Évidemment, une formation ne fera pas disparaître les divorces. Et il ne faudrait surtout pas en faire un outil de moralisation ou une manière de culpabiliser ceux qui se séparent. Un divorce peut aussi être une protection, une libération ou une décision responsable. Mais mieux préparer les couples ne serait pas inutile, dans une société où les attentes changent, où la pression économique augmente et où les familles affrontent souvent seules des problèmes complexes.
La ministre semble également vouloir faire de l’économie du soin un chantier politique à part entière. Garde d’enfants, accompagnement des personnes âgées, prise en charge du handicap, soutien aux femmes en situation difficile : autant de tâches longtemps assumées dans l’ombre, presque toujours par les femmes, et trop souvent sans reconnaissance ni soutien organisé.

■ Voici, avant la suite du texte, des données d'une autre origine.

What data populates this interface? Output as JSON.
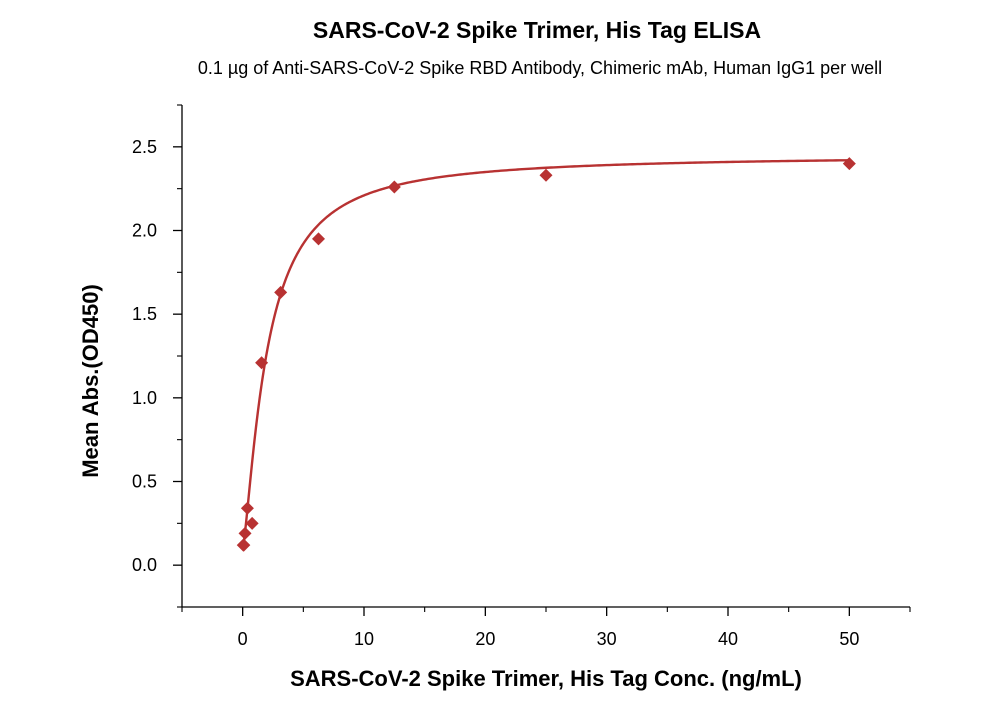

Les projets de crèches sociales près des zones industrielles, de solutions de garde dans les territoires ruraux, de formation des travailleurs sociaux ou encore de renforcement des espaces dédiés aux femmes vont dans cette direction.
Il y a là une vision qui dépasse le seul ministère de la Famille. Car parler de famille sans parler de logement, d’emploi, de mobilité, de garde d’enfants, de violence, de santé mentale ou d’autonomie économique des femmes, c’est faire de la politique familiale un slogan vide.
Naïma Ben Yahia semble vouloir éviter ce piège.
Reste évidemment la question qui sépare toujours les intentions des résultats : les moyens. Les centres sociaux ont-ils les ressources humaines suffisantes ? Les associations partenaires sont-elles suffisamment suivies ? Les unités mobiles atteindront-elles réellement ceux qui vivent en marge ? Les formations au mariage seront-elles ouvertes, utiles et non bureaucratiques ? Les crèches sociales seront-elles implantées là où les besoins sont les plus urgents ?
C’est là que son action sera jugée.
Mais une chose est déjà visible : cette ministre discrète n’est pas incolore. Elle porte une conviction nette. La solidarité ne doit pas se résumer à l’aumône. Elle doit devenir une politique publique structurée, capable de protéger sans humilier, d’accompagner sans enfermer et de prévenir avant que les drames ne deviennent irréversibles.
Dans un pays où la compassion est forte mais où les mécanismes d’exclusion restent puissants, c’est une ligne qui mérite d’être suivie.